La politique macroprudentielle a une dimension transversale. Dans le chapitre 8, nous analysons ses interactions et ses possibles conflits d’objectifs avec d’autres politiques économiques : (i) la politique microprudentielle ; (ii) la politique monétaire ; (iii) la politique budgétaire, avec laquelle la politique macroprudentielle présente certaines similarités du fait de la nature quasi-fiscale de certaines mesures et de son caractère contracyclique. En effet, « le développement des politiques macroprudentielles dans l’environnement post-crise s’est effectué dans un contexte où la capacité d’utiliser la politique budgétaire pour relancer l’activité s’est trouvée très fortement contrainte par la nécessité de contenir les déficits publics ».
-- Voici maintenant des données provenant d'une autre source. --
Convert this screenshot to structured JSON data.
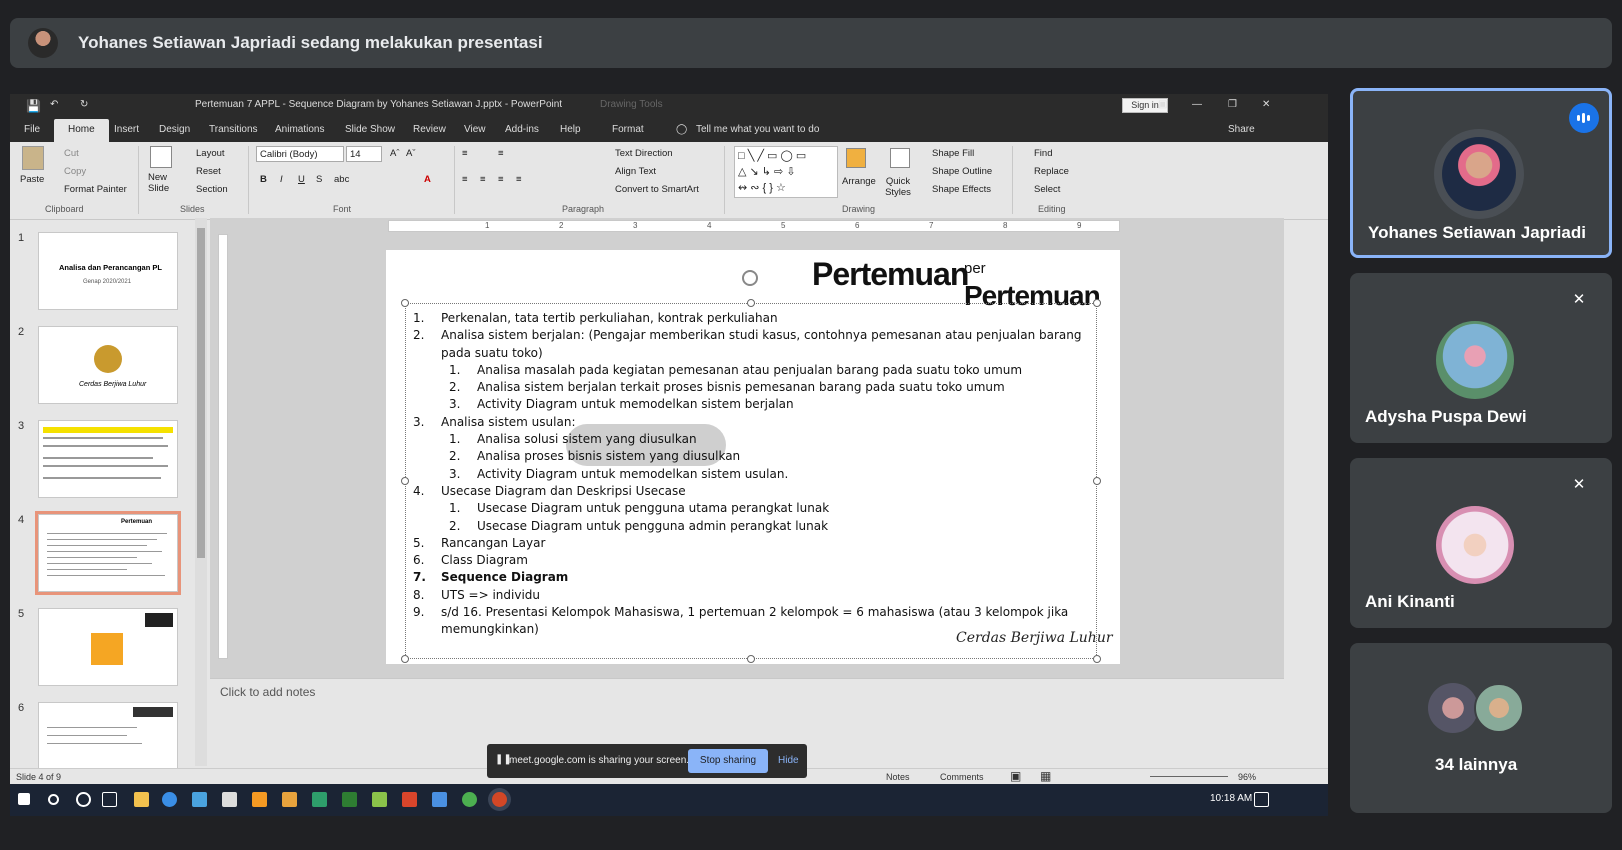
{
  "meet": {
    "presenter_banner": "Yohanes Setiawan Japriadi sedang melakukan presentasi",
    "share_bar": {
      "message": "meet.google.com is sharing your screen.",
      "stop": "Stop sharing",
      "hide": "Hide"
    },
    "participants": [
      {
        "name": "Yohanes Setiawan Japriadi",
        "speaking": true
      },
      {
        "name": "Adysha Puspa Dewi",
        "muted": true
      },
      {
        "name": "Ani Kinanti",
        "muted": true
      },
      {
        "name": "34 lainnya"
      }
    ]
  },
  "ppt": {
    "window_title": "Pertemuan 7 APPL - Sequence Diagram by Yohanes Setiawan J.pptx  -  PowerPoint",
    "drawing_tools": "Drawing Tools",
    "sign_in": "Sign in",
    "tabs": [
      "File",
      "Home",
      "Insert",
      "Design",
      "Transitions",
      "Animations",
      "Slide Show",
      "Review",
      "View",
      "Add-ins",
      "Help",
      "Format"
    ],
    "tell_me": "Tell me what you want to do",
    "share": "Share",
    "ribbon": {
      "cut": "Cut",
      "copy": "Copy",
      "format_painter": "Format Painter",
      "paste": "Paste",
      "new_slide": "New Slide",
      "layout": "Layout",
      "reset": "Reset",
      "section": "Section",
      "font_name": "Calibri (Body)",
      "font_size": "14",
      "text_direction": "Text Direction",
      "align_text": "Align Text",
      "convert": "Convert to SmartArt",
      "arrange": "Arrange",
      "quick_styles": "Quick Styles",
      "shape_fill": "Shape Fill",
      "shape_outline": "Shape Outline",
      "shape_effects": "Shape Effects",
      "find": "Find",
      "replace": "Replace",
      "select": "Select",
      "groups": [
        "Clipboard",
        "Slides",
        "Font",
        "Paragraph",
        "Drawing",
        "Editing"
      ]
    },
    "thumb_numbers": [
      "1",
      "2",
      "3",
      "4",
      "5",
      "6"
    ],
    "thumb1_title": "Analisa dan Perancangan PL",
    "thumb1_sub": "Genap 2020/2021",
    "thumb2_text": "Cerdas Berjiwa Luhur",
    "ruler_marks": [
      "1",
      "2",
      "3",
      "4",
      "5",
      "6",
      "7",
      "8",
      "9"
    ],
    "slide": {
      "title_main": "Pertemuan",
      "title_per": "per",
      "title_second": "Pertemuan",
      "items": [
        {
          "n": "1.",
          "text": "Perkenalan, tata tertib perkuliahan, kontrak perkuliahan",
          "level": 1
        },
        {
          "n": "2.",
          "text": "Analisa sistem berjalan: (Pengajar memberikan studi kasus, contohnya pemesanan atau penjualan barang pada suatu toko)",
          "level": 1
        },
        {
          "n": "1.",
          "text": "Analisa masalah pada kegiatan pemesanan atau penjualan barang pada suatu toko umum",
          "level": 2
        },
        {
          "n": "2.",
          "text": "Analisa sistem berjalan terkait proses bisnis pemesanan barang pada suatu toko umum",
          "level": 2
        },
        {
          "n": "3.",
          "text": "Activity Diagram untuk memodelkan sistem berjalan",
          "level": 2
        },
        {
          "n": "3.",
          "text": "Analisa sistem usulan:",
          "level": 1
        },
        {
          "n": "1.",
          "text": "Analisa solusi sistem yang diusulkan",
          "level": 2
        },
        {
          "n": "2.",
          "text": "Analisa proses bisnis sistem yang diusulkan",
          "level": 2
        },
        {
          "n": "3.",
          "text": "Activity Diagram untuk memodelkan sistem usulan.",
          "level": 2
        },
        {
          "n": "4.",
          "text": "Usecase Diagram dan Deskripsi Usecase",
          "level": 1
        },
        {
          "n": "1.",
          "text": "Usecase Diagram untuk pengguna utama perangkat lunak",
          "level": 2
        },
        {
          "n": "2.",
          "text": "Usecase Diagram untuk pengguna admin perangkat lunak",
          "level": 2
        },
        {
          "n": "5.",
          "text": "Rancangan Layar",
          "level": 1
        },
        {
          "n": "6.",
          "text": "Class Diagram",
          "level": 1
        },
        {
          "n": "7.",
          "text": "Sequence Diagram",
          "level": 1,
          "bold": true
        },
        {
          "n": "8.",
          "text": "UTS => individu",
          "level": 1
        },
        {
          "n": "9.",
          "text": "s/d 16. Presentasi Kelompok Mahasiswa, 1 pertemuan 2 kelompok = 6 mahasiswa (atau 3 kelompok jika memungkinkan)",
          "level": 1
        }
      ],
      "signature": "Cerdas Berjiwa Luhur"
    },
    "notes_placeholder": "Click to add notes",
    "status": {
      "slide": "Slide 4 of 9",
      "notes": "Notes",
      "comments": "Comments",
      "zoom": "96%"
    },
    "clock": "10:18 AM"
  }
}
Le dernier chapitre offre une description détaillée des différents modes d’organisation institutionnelle de la politique macroprudentielle. Les questions de mandat et de pouvoir des autorités macroprudentielles y sont analysées. Les modalités retenues en pratique pour la gouvernance macroprudentielle sont présentées à travers les trois cadres suivants : français, européen et international. À cet égard, il est important de souligner que la politique macroprudentielle est d’autant plus efficace que les mesures sont coordonnées au plan international, du fait de ses effets transfrontières.
Ce livre est le premier ouvrage consacré à la politique macroprudentielle en France. Nous pensons que cette politique devrait constituer un enseignement à part entière dans la formation des économistes, d’autant que les interactions entre sphères financière et réelle ne cesseront de croître.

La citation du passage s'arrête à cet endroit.